Development of near infrared analysis of faeces to estimate non-grass proportions in diets selected by cattle grazing tropical pastures

Grass (monocots) and non-grass (dicots) proportions in ruminant diets are important nutritionally because the non-grasses are usually higher in nutritive value, particularly protein, than the grasses, especially in tropical pastures.
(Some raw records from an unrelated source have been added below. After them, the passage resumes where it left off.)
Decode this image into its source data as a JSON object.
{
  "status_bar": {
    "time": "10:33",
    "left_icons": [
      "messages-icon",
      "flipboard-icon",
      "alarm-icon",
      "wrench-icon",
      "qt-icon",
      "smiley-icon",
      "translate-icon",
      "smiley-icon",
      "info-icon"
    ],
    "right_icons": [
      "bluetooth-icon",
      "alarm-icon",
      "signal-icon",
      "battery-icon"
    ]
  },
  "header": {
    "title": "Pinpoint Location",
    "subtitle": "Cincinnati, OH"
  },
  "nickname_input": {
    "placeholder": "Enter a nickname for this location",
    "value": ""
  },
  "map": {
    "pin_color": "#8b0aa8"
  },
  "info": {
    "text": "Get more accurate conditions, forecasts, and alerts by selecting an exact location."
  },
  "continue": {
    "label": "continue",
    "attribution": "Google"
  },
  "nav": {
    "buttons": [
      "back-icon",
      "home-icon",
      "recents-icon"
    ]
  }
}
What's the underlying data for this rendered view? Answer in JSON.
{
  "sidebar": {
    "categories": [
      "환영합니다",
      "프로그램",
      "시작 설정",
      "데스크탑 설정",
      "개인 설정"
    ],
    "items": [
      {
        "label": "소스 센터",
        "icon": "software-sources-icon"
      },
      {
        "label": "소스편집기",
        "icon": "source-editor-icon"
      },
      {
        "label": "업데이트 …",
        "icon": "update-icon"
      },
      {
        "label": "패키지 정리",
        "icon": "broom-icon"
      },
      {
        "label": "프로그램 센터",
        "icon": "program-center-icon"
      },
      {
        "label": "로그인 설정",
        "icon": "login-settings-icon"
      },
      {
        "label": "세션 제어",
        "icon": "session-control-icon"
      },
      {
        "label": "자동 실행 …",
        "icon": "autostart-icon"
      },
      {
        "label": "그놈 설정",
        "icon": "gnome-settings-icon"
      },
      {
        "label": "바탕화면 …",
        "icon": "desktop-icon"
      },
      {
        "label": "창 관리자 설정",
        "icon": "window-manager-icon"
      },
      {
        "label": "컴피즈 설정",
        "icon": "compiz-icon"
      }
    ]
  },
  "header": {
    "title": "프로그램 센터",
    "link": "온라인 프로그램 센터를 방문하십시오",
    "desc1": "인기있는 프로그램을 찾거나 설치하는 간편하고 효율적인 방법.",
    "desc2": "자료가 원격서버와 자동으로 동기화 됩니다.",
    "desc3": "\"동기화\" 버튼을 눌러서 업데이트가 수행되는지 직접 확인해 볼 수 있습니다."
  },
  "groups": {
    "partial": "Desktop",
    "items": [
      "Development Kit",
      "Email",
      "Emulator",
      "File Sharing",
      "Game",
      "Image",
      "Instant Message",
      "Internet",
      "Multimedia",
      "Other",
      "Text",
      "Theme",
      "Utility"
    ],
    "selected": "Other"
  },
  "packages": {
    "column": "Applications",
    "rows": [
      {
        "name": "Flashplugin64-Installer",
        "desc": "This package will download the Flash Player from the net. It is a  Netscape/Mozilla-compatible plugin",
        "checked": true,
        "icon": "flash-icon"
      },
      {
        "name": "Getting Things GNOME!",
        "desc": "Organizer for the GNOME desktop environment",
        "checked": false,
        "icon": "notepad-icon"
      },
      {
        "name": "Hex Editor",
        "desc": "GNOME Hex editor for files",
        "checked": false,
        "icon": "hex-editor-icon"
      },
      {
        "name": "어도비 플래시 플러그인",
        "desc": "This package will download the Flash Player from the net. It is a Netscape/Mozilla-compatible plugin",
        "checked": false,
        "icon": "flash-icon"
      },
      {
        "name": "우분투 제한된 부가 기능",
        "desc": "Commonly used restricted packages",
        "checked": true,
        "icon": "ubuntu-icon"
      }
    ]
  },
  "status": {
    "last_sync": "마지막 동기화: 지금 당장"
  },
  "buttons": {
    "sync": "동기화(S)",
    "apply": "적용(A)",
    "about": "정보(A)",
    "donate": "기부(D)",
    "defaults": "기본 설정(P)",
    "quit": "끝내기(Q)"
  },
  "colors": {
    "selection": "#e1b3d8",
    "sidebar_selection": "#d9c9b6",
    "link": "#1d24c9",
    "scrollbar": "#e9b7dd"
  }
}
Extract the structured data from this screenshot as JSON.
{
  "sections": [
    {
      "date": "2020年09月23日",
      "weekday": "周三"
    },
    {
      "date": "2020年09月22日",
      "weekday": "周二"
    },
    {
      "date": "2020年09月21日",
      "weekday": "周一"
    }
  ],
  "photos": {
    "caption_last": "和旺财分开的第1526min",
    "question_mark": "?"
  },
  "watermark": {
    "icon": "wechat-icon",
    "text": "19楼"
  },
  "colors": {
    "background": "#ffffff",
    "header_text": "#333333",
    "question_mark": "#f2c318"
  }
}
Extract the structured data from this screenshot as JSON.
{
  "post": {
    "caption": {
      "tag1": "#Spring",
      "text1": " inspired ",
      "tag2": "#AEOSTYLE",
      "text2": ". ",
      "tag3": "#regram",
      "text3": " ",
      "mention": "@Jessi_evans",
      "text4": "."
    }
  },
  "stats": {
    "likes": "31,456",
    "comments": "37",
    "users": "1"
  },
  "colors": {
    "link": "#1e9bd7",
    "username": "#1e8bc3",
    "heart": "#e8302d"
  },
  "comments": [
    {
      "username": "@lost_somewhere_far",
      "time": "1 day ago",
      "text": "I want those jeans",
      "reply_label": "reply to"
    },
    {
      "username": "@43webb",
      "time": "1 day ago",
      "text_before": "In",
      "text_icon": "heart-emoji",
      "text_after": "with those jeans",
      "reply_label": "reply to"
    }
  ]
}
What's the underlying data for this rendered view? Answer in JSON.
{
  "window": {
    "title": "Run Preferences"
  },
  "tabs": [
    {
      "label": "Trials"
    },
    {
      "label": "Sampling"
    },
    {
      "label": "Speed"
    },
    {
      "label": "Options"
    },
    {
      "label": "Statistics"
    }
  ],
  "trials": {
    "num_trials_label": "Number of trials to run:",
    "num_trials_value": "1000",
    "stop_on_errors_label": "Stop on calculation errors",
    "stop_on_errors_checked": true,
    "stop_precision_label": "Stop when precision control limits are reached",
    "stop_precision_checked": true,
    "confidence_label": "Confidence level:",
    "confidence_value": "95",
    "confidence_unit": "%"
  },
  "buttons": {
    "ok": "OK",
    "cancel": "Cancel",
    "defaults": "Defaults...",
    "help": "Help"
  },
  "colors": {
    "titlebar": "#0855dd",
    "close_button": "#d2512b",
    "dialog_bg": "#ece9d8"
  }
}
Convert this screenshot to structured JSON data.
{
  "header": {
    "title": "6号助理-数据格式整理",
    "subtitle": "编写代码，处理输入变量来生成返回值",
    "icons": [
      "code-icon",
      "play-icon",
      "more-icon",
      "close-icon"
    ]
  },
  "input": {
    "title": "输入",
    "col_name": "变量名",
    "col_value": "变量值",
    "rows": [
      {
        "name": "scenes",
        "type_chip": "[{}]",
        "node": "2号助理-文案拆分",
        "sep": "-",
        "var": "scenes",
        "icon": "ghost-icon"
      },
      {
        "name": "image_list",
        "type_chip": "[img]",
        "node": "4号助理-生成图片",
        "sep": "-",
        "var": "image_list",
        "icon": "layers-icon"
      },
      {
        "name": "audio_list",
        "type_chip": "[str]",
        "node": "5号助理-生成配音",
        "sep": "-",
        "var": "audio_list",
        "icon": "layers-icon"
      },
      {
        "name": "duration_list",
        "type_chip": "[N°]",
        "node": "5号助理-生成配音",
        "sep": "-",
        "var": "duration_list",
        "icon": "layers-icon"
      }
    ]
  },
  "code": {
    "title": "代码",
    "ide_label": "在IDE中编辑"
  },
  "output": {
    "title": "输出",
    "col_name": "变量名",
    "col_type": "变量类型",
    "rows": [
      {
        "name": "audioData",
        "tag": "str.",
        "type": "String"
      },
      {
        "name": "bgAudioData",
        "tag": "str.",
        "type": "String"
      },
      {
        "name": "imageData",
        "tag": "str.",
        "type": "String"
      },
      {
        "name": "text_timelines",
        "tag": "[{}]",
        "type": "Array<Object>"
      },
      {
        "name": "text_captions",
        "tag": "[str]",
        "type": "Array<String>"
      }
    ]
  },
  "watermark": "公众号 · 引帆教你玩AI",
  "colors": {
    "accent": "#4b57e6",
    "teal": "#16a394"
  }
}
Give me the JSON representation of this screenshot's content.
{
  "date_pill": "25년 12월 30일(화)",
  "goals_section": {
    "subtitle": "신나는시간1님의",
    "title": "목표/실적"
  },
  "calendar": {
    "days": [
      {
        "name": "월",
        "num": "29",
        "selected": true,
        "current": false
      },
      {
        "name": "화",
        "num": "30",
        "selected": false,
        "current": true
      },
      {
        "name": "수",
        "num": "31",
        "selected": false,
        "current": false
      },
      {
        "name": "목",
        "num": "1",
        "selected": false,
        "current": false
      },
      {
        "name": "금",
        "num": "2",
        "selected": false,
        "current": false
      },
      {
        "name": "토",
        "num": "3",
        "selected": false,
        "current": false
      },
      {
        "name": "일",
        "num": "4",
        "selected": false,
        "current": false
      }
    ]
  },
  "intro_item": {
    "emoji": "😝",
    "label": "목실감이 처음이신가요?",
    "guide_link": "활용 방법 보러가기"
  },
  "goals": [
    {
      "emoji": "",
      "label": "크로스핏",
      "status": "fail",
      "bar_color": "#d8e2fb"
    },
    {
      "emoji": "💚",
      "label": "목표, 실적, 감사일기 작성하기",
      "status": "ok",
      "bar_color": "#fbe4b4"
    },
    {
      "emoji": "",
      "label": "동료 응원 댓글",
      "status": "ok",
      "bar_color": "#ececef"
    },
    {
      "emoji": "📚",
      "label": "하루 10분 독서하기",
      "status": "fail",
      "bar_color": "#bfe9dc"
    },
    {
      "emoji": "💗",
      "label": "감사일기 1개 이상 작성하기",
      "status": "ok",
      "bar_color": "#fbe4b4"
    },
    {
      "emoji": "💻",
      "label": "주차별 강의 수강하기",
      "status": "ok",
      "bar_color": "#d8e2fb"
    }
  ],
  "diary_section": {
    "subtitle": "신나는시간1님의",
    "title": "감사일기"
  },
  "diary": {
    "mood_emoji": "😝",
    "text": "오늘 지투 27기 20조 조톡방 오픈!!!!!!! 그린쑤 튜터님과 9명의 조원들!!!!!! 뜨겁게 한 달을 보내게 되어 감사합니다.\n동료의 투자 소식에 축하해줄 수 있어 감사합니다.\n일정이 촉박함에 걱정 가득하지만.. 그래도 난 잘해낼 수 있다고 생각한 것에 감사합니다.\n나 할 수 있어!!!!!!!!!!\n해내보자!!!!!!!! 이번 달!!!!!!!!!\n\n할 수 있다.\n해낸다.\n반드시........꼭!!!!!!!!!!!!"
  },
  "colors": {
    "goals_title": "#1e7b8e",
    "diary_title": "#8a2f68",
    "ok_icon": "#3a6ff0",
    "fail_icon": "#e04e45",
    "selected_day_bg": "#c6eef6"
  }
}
For ruminants grazing tropical pastures where the grasses are C-4 species and most non-grasses are C-3 species, the ratio of C-13/C-12 in diet and faeces, measured as delta C-13 parts per thousand, is proportional to dietary non-grass%. This paper describes the development of a faecal near infrared (NIR) spectroscopy calibration equation for predicting faecal delta C-13 from which dietary grass and non-grass proportions can be calculated. Calibration development used cattle faeces derived from diets containing only C-3 non-grass and C-4 grass components, and a series of expansion and validation steps was employed to develop robustness and predictive reliability. The final calibration equation contained 1637 samples and faecal delta C-13 range (parts per thousand) of [12.27]-[27.65]. Calibration statistics were: standard error of calibration (SEC) of 0.78, standard error of cross-validation (SECV) of 0.80, standard deviation (SD) of reference values of 3.11 and R-2 of 0.94. Validation statistics for the final calibration equation applied to 60 samples were: standard error of prediction (SEP) of 0.87, bias of -0.15, R-2 of 0.92 and RPD of 3.16. The calibration equation was also tested on faeces from diets containing C-4 non-grass species or temperate C-3 grass species. Faecal delta C-13 predictions indicated that the spectral basis of the calibration was not related to C-13/C-12 ratios per se but to consistent differences between grasses and non-grasses in chemical composition and that the differences were modified by photosynthetic pathway. Thus, although the calibration equation could not be used to make valid faecal delta C-13 predictions when the diet contained either C-3 grass or C-4 non-grass, it could be used to make useful estimates of dietary non-grass proportions. It could also be ut :sed to make useful estimates of non-grass in mixed C-3 grass/non-grass diets by applying a modified formula to calculate non-grass from predicted faecal delta C-13. The development of a robust faecal-NIR calibration equation for estimating non-grass proportions in the diets of grazing cattle demonstrated a novel and useful application of NIR spectroscopy in agriculture.